Warga setempat menyebut kawasan kompleks pabrik tekstil ini sebagai pabrik tenun. Karena sejak 1920-an tempat ini adalah sebuah pembibitan ulat sutra dan terdapat pengolahannya. Ketika kita mulai memasuki gedung utamanya atau gedung kantor, kita akan menemukan sebuah plakat yang terpasang di sebelah utara gedung. Plakat tersebut dipasang ketika kawasan kompleks pada pasca kemerdekaan dan digunakan kembali sebagai tempat pembibitan ulat sutra. Di dalam plakatnya tertulis “Balai penelitian dan Pembibitan Industri Sutra Alam/Koprasi ISRI”. Balai penelitian tersebut ternyata pada perkembangannya tidak hanya memproduksi sutra alam, namun juga kain-kain berkualitas lainnya. Salah satu pelaksana dari balai ini adalah bapak Wibowo Murdoko, seorang ahli tekstil.

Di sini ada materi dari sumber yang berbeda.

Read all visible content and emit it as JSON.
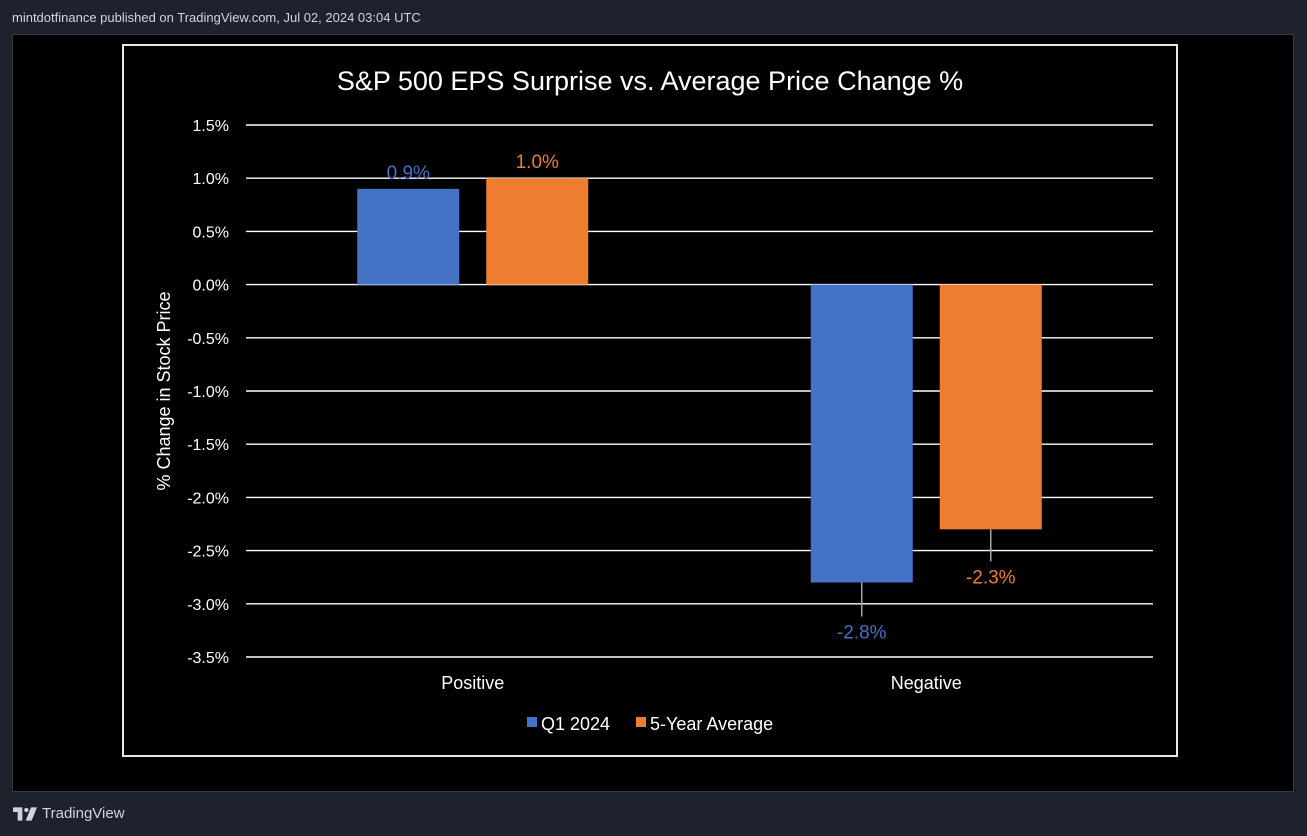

![Komplek pengolahan ulat sutra masa kolonial. (Foto: Dokumentasi Malia Nur Alifa)](http://bandungbergerak.id/cdn/1/2/6/9/1/komplek_pengolahan_ulat_sutra_840x576.jpg)

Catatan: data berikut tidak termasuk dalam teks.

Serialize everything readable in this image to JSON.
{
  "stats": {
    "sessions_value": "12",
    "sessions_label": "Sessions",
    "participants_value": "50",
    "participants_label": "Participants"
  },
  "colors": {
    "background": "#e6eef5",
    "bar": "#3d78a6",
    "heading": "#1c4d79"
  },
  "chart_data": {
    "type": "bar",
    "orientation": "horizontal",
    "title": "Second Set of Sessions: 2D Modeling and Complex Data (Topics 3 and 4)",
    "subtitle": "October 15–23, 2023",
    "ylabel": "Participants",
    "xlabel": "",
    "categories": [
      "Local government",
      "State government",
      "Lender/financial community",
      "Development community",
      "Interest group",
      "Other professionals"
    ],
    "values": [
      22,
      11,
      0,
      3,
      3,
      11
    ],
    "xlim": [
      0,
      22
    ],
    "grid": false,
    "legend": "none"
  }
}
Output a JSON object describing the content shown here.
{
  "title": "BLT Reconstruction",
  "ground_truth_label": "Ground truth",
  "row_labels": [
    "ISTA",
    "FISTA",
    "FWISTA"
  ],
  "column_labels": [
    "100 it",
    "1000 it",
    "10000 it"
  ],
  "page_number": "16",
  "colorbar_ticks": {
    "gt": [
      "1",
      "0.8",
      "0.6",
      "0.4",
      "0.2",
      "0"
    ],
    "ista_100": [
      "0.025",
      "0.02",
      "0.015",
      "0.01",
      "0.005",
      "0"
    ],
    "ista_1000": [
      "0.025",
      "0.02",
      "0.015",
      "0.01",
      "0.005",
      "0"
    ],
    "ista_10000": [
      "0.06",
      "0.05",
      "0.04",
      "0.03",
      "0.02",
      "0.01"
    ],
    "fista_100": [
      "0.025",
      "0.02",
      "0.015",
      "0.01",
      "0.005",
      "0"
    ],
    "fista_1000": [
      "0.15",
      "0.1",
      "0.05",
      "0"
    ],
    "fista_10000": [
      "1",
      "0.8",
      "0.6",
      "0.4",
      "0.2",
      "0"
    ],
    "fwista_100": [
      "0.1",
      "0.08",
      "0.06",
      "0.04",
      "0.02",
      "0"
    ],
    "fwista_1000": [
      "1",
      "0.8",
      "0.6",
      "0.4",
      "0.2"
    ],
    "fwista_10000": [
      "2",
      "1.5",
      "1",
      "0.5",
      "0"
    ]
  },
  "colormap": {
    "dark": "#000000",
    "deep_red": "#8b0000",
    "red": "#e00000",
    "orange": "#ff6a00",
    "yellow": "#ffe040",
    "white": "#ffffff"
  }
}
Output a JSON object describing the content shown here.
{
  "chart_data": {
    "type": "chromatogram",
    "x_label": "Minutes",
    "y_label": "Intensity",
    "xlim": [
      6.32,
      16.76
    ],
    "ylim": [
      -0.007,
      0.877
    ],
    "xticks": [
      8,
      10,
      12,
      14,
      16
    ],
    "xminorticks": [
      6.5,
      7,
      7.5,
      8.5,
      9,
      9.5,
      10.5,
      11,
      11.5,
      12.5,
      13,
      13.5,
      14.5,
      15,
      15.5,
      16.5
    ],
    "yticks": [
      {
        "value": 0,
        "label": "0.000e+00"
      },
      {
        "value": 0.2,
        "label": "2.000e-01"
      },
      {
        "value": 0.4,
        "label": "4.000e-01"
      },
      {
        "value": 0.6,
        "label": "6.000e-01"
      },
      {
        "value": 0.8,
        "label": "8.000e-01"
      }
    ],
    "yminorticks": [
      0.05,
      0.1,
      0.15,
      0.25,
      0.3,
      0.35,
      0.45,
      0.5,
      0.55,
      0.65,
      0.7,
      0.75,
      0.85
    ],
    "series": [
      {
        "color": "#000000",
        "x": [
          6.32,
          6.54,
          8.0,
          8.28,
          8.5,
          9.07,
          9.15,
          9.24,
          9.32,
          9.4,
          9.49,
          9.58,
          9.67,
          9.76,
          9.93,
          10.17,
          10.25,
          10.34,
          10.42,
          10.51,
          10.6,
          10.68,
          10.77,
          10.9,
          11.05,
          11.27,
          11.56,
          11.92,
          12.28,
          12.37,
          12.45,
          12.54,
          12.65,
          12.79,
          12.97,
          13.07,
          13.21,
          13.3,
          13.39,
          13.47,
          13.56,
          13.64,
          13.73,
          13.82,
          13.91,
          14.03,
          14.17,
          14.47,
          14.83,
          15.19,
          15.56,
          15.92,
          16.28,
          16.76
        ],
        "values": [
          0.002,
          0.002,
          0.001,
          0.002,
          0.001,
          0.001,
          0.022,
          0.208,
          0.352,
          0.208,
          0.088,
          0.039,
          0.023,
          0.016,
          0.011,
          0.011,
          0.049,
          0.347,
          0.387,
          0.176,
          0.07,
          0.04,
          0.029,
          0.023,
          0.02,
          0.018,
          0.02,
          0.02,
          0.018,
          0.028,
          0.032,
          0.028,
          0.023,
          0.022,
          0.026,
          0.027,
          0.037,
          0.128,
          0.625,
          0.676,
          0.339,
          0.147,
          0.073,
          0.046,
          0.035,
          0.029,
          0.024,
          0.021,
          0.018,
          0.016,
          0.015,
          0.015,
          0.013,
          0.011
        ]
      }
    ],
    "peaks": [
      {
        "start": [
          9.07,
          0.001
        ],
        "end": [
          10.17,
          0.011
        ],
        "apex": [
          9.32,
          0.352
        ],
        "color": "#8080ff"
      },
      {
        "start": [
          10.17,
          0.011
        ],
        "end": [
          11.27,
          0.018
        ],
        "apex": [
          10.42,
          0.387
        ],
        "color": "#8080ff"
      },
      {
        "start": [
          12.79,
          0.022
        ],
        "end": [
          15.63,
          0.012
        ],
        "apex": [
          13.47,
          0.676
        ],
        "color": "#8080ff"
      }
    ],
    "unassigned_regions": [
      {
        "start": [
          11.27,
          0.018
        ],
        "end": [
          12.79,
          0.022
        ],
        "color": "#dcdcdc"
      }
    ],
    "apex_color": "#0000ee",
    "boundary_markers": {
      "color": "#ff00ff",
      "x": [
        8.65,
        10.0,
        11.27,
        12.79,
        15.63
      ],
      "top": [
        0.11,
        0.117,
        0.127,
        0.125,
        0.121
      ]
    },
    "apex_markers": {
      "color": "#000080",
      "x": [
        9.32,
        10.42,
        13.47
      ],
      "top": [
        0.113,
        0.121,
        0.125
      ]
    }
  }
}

Namun dibalik itu semua, terdapat kisah kelam pada kompleks pembibitan ulat sutra tersebut di masa pendudukan Jepang. Apabila pada masa kolonial yang disortir di sana adalah kepompong ulat sutra agar menjamin mutu kain sutra alami, di masa pendudukan Jepang, gedung utama tersebut dijadikan penyortiran para wanita pribumi yang ditangkap dari kawasan Pantura untuk disortir menjadi Jugun Ianfu kawasan Bandung.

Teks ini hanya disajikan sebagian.